Updated: April 27, 2014 11:26PM
Dear Abby: My 23-year-old son, “Wayne,” who is single, has a 3-year-old son. We didn’t learn about the child until he was more than a year old, when Wayne was asked to take a paternity test. Luckily, we have been able to form a good relationship with our grandson’s mother and see him often. However, our son has shown no interest. He pays child support, but has little interaction.
Wayne is an only child. I love him, but I never wanted another one. I was never comfortable around or interested in young children except for my own son. Could he have gotten this from me?

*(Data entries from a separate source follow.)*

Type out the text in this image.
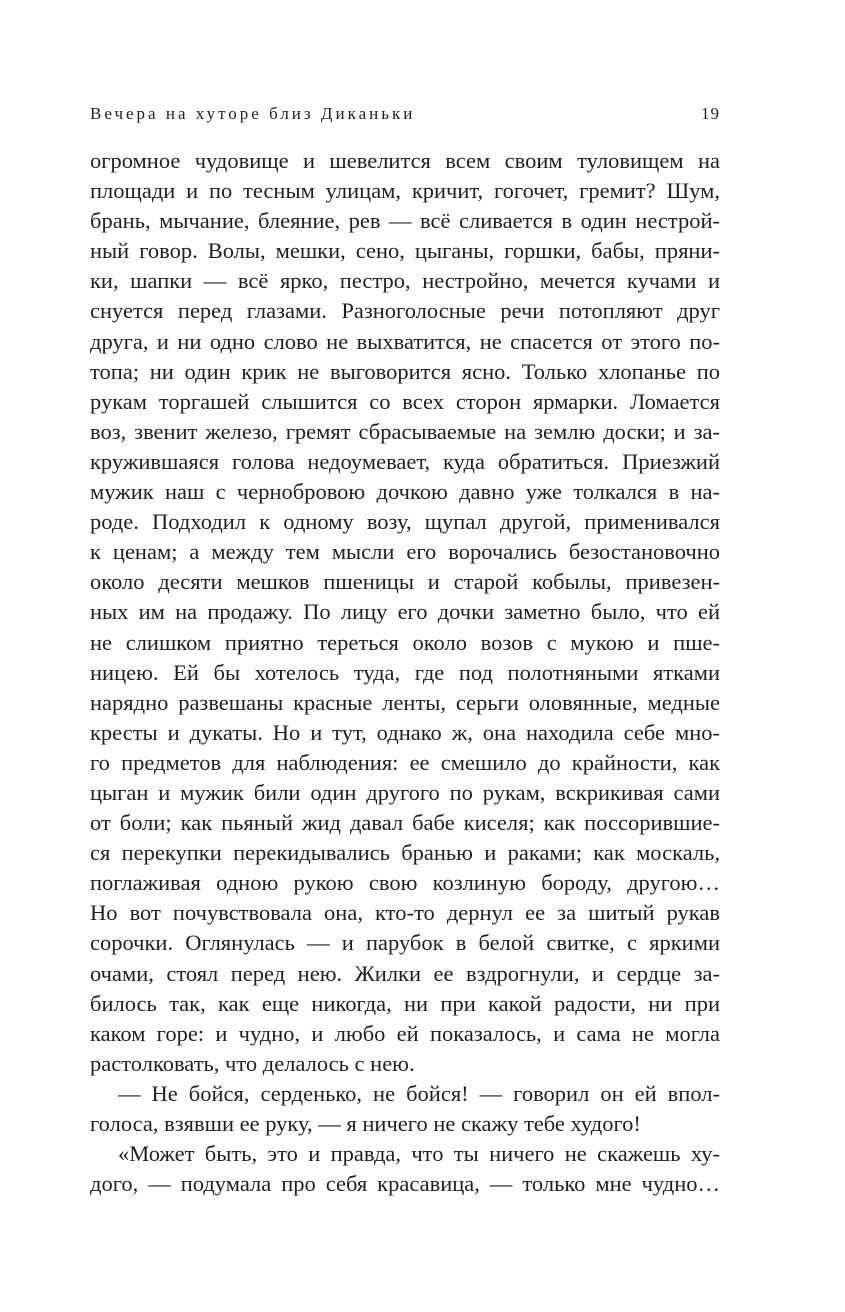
Вечера на хуторе близ Диканьки	19
огромное чудовище и шевелится всем своим туловищем на
площади и по тесным улицам, кричит, гогочет, гремит? Шум,
брань, мычание, блеяние, рев — всё сливается в один нестрой-
ный говор. Волы, мешки, сено, цыганы, горшки, бабы, пряни-
ки, шапки — всё ярко, пестро, нестройно, мечется кучами и
снуется перед глазами. Разноголосные речи потопляют друг
друга, и ни одно слово не выхватится, не спасется от этого по-
топа; ни один крик не выговорится ясно. Только хлопанье по
рукам торгашей слышится со всех сторон ярмарки. Ломается
воз, звенит железо, гремят сбрасываемые на землю доски; и за-
кружившаяся голова недоумевает, куда обратиться. Приезжий
мужик наш с чернобровою дочкою давно уже толкался в на-
роде. Подходил к одному возу, щупал другой, применивался
к ценам; а между тем мысли его ворочались безостановочно
около десяти мешков пшеницы и старой кобылы, привезен-
ных им на продажу. По лицу его дочки заметно было, что ей
не слишком приятно тереться около возов с мукою и пше-
ницею. Ей бы хотелось туда, где под полотняными ятками
нарядно развешаны красные ленты, серьги оловянные, медные
кресты и дукаты. Но и тут, однако ж, она находила себе мно-
го предметов для наблюдения: ее смешило до крайности, как
цыган и мужик били один другого по рукам, вскрикивая сами
от боли; как пьяный жид давал бабе киселя; как поссорившие-
ся перекупки перекидывались бранью и раками; как москаль,
поглаживая одною рукою свою козлиную бороду, другою…
Но вот почувствовала она, кто-то дернул ее за шитый рукав
сорочки. Оглянулась — и парубок в белой свитке, с яркими
очами, стоял перед нею. Жилки ее вздрогнули, и сердце за-
билось так, как еще никогда, ни при какой радости, ни при
каком горе: и чудно, и любо ей показалось, и сама не могла
растолковать, что делалось с нею.
— Не бойся, серденько, не бойся! — говорил он ей впол-
голоса, взявши ее руку, — я ничего не скажу тебе худого!
«Может быть, это и правда, что ты ничего не скажешь ху-
дого, — подумала про себя красавица, — только мне чудно…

Friends and family have commented on Wayne’s lack of interest in his son, and I’m tired of making excuses or telling people to mind their own business. Wayne says he feels resentment and doesn’t want to be around this child. I have tried to explain that he’ll regret it in years to come, but he won’t listen.
My husband is appalled that our son would act this way, but he seems to forget that I was the one who did everything with Wayne. I did the Boy Scouts, movies, horses, trips, etc. He did almost nothing with Wayne and his friends. At this point, I don’t know what to do and would like some advice.
— Mom in Illinois
Dear Mom: Your son is displacing his anger at himself onto his son. He should have used birth control and he knows it. It’s not fair, but Wayne does not appear to be the most mature of 23-year-olds.
Rather than blame yourself for the fact that he wants no involvement, consider that children usually model themselves after their same-gender parent. Because your husband was so uninvolved with Wayne, it is possible that Wayne has no idea of what a father’s role ought to be. A parenting class could fix this — if your son is willing to take one.
Until then, continue to be the supportive and loving grandparents your grandson needs because, aside from his mother, it appears you’re all the backup the little boy has.
Dear Abby: I come from a troubled family. I am just now realizing that there is more to life than posting bond for family members and getting people out of jail at 3 a.m. I got my GED and started college this year. Although I try to keep them at bay, they call me with one family crisis or another, and it’s putting stress on everyone around me.
I’d love to have a positive relationship with my family, but drama seems to follow them everywhere. Should I just let them go and move on with my life, or continue doing the same as always? Must I drop everything I’m doing to jump and run every time the phone rings?
— Family Drama in Texas
Dear Family Drama: Every time you come to the rescue, you further enable your relatives to do whatever it is that has gotten them in hot water. That you have managed to separate yourself to the extent you have, and achieve to the level you have reached, is admirable. But if you’re going to continue to accomplish your goals, you cannot allow your family to distract you from your studies. Set limits. Let them know when you can’t be disturbed and turn your phone off. They’ll survive and you’ll thrive.